OTISFIELD – Otisfield’s acreage-based rules for determining the impact of development on lakes favors the Camp Manasseh project on Saturday Pond.
Camp Manasseh Inc. has bought 156 acres on the lake, and plans to develop three acres of the total.
Still, many residents attending an informational Planning Board hearing last week on the project remained concerned that the religious summer camp will have a negative impact on the pond’s water quality.
The pond is shallow and is rated by the state as “moderately sensitive” in terms of water quality.
State lakes biologist Scott Williams, who is helping the board review the project, said he has “no doubt there will be some impact” in terms of phosphorus runoff from the project.
The plan calls for facilities to house between 200 and 250 campers a week during seven weeks of the summer, and fewer at other times.
Williams said Otisfield’s Comprehensive Plan calls for new development to follow the state’s rating system for water bodies, which allocates development on a per acre basis to all land that drains to the water body.
“Because the model is based on how large the parcel of land is, that makes it easier for developer to meet the standard,” Williams said. “There will be a degradation of water quality, but it will be held to a standard over a period of time,” he said.
The plans, which were presented Thursday by the camp’s director, Dan Simoneau, must also be reviewed for storm-water runoff by the Department of Environmental Protection.

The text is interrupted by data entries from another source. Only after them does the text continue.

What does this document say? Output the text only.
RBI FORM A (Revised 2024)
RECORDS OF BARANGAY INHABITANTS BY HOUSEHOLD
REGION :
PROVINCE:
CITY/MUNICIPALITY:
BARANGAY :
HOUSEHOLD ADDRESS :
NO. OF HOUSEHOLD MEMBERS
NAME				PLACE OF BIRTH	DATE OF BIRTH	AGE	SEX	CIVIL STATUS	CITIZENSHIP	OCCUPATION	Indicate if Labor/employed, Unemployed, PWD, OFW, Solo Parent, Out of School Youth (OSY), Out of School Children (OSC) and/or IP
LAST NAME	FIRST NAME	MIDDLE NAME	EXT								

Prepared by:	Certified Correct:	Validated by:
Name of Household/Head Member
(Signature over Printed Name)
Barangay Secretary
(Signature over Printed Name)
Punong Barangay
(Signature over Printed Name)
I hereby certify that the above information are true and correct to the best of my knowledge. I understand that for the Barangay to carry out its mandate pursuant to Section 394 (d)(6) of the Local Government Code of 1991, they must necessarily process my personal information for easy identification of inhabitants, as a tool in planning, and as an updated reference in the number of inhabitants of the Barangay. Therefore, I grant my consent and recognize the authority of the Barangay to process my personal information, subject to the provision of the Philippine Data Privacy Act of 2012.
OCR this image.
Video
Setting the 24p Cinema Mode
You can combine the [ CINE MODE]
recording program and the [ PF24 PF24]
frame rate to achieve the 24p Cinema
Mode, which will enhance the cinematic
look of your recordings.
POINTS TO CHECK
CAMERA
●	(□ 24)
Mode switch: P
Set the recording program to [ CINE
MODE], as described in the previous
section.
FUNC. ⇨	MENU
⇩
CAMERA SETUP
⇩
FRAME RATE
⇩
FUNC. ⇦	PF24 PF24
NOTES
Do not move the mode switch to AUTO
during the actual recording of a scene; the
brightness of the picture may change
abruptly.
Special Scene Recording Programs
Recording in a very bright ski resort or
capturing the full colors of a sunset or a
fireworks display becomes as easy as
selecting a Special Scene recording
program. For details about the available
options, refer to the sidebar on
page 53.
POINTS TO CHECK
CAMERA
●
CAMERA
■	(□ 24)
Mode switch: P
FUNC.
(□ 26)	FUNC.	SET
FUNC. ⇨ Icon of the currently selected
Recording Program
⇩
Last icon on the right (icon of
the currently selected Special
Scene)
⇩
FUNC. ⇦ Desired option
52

Resident Robert Stark said he realized that Simoneau met the acreage standard, but he noted that the buildings, playing fields, septic system and leach field are all concentrated near the shoreline.

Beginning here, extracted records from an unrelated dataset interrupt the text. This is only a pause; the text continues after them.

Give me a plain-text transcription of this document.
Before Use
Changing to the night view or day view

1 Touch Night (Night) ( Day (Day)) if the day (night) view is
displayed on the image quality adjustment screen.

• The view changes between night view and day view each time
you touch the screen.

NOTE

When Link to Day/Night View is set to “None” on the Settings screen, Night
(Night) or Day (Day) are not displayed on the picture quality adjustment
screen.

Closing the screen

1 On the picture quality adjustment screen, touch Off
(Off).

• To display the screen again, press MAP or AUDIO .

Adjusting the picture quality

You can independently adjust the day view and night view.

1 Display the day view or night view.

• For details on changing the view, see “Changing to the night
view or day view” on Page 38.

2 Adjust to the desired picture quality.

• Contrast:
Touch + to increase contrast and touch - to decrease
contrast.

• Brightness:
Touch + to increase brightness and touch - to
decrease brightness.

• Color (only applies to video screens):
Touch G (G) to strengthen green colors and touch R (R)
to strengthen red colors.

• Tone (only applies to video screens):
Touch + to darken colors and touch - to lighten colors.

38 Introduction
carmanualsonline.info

“Ninety-five percent of everything is going to be right on the edge of the pond. It’s not going to be filtering down. The question is, can this pond take it?”
The 2,000-gallon-a-day septic system will be set back at least 1,000 feet from the water, and the buildings will be 280 feet back, outside the shoreland zone.
The project’s environmental consultant, George Sawyer, said the phosphorus study he did “shows a very, very small impact.” He said he has talked to Williams, and is willing to move the leach fields to a new location to provide better buffering from the wetlands.
Williams noted that the Oxford County Soil and Water Quality District has been asked to be involved in ongoing water quality monitoring if the project is approved.
Williams noted that water quality data on the pond is limited, dating back to samples taken between 1984 and 1996. The water measured 10 parts per billion of phosphorus, which is moderately high, he said.
“That’s why the lake has a sensitive rating,” he said.